The issue of concussions among both professional and student athletes is a hot topic these days. But repetitive brain injuries – how to detect, prevent and treat concussions – are also a concern among people in virtually every walk of life.
So on Tuesday and Wednesday, June 23 and 24, national scientists, engineers, clinicians and researchers will gather at the Global Center for Health Innovation
to brainstorm and share their ideas at Concussion: A National Challenge
The event, ,sponsored by the National Academy of Engineering
, the Institute of Medicine
in Washington, D.C., Case Western Reserve University
and Taipei Medical University
, among others, will focus on medical advances in concussion detection, prevention and treatment in areas such as athletics, auto accidents and military personnel.

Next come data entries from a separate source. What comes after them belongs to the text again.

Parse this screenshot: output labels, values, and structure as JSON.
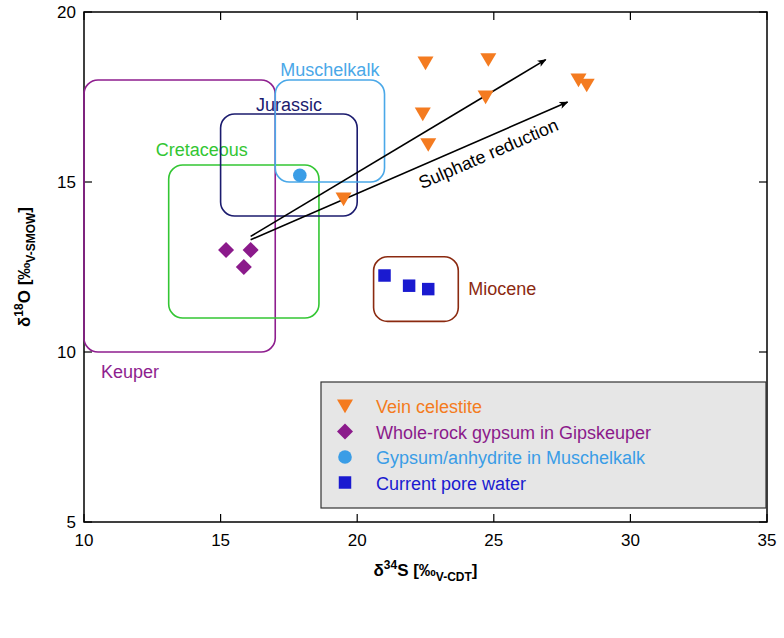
{
  "chart_data": {
    "type": "scatter",
    "xlabel": {
      "pre": "δ",
      "sup": "34",
      "main": "S [‰",
      "sub": "V-CDT",
      "post": "]"
    },
    "ylabel": {
      "pre": "δ",
      "sup": "18",
      "main": "O [‰",
      "sub": "V-SMOW",
      "post": "]"
    },
    "xlim": [
      10,
      35
    ],
    "ylim": [
      5,
      20
    ],
    "xticks": [
      10,
      15,
      20,
      25,
      30,
      35
    ],
    "yticks": [
      5,
      10,
      15,
      20
    ],
    "legend": "bottom-right",
    "series": [
      {
        "name": "Vein celestite",
        "color": "#f47b20",
        "marker": "triangle-down",
        "x": [
          22.5,
          24.8,
          22.4,
          24.7,
          22.6,
          19.5,
          28.1,
          28.4
        ],
        "values": [
          18.5,
          18.6,
          17.0,
          17.5,
          16.1,
          14.5,
          18.0,
          17.85
        ]
      },
      {
        "name": "Whole-rock gypsum in Gipskeuper",
        "color": "#8b1a8b",
        "marker": "diamond",
        "x": [
          15.2,
          16.1,
          15.85
        ],
        "values": [
          13.0,
          13.0,
          12.5
        ]
      },
      {
        "name": "Gypsum/anhydrite in Muschelkalk",
        "color": "#3a9de6",
        "marker": "circle",
        "x": [
          17.9
        ],
        "values": [
          15.2
        ]
      },
      {
        "name": "Current pore water",
        "color": "#1a1ad0",
        "marker": "square",
        "x": [
          21.0,
          21.9,
          22.6
        ],
        "values": [
          12.25,
          11.95,
          11.85
        ]
      }
    ],
    "regions": [
      {
        "name": "Keuper",
        "color": "#8e1e8e",
        "x": [
          10,
          17
        ],
        "y": [
          10,
          18
        ]
      },
      {
        "name": "Cretaceous",
        "color": "#33c633",
        "x": [
          13.1,
          18.6
        ],
        "y": [
          11.0,
          15.5
        ]
      },
      {
        "name": "Jurassic",
        "color": "#1b1b6e",
        "x": [
          15.0,
          20.0
        ],
        "y": [
          14.0,
          17.0
        ]
      },
      {
        "name": "Muschelkalk",
        "color": "#4aa8e8",
        "x": [
          17.0,
          21.0
        ],
        "y": [
          15.0,
          18.0
        ]
      },
      {
        "name": "Miocene",
        "color": "#8b2a10",
        "x": [
          20.6,
          23.7
        ],
        "y": [
          10.9,
          12.8
        ]
      }
    ],
    "arrows": [
      {
        "x": [
          16.1,
          26.9
        ],
        "y": [
          13.4,
          18.6
        ]
      },
      {
        "x": [
          16.1,
          27.7
        ],
        "y": [
          13.3,
          17.35
        ]
      }
    ],
    "annotations": [
      {
        "text": "Sulphate reduction"
      }
    ]
  }
}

“This is bringing people together who don’t normally attend the same meetings for a frank discussion of what we need to do,” says Jay Alberts, director of the Cleveland Clinic Concussion Center
and one of the event’s speakers. “It’s unique to have people from the automotive industry, sports and military. All of these groups are concerned about concussions and mild to moderate brain injury. We will take the best practices from each group to address what the fundamental practices are.”
The public is invited to join the discussions and presentations. “You don’t have to be a trained specialist or an engineer to be a part of the talks,” stresses Alberts. “Parents and coaches are encouraged to attend. They will ask questions that will force people on the panel and the speakers to think about it differently. It’s always important to get the patient perspective to understand the fundamental problems and the questions that need to be answered.”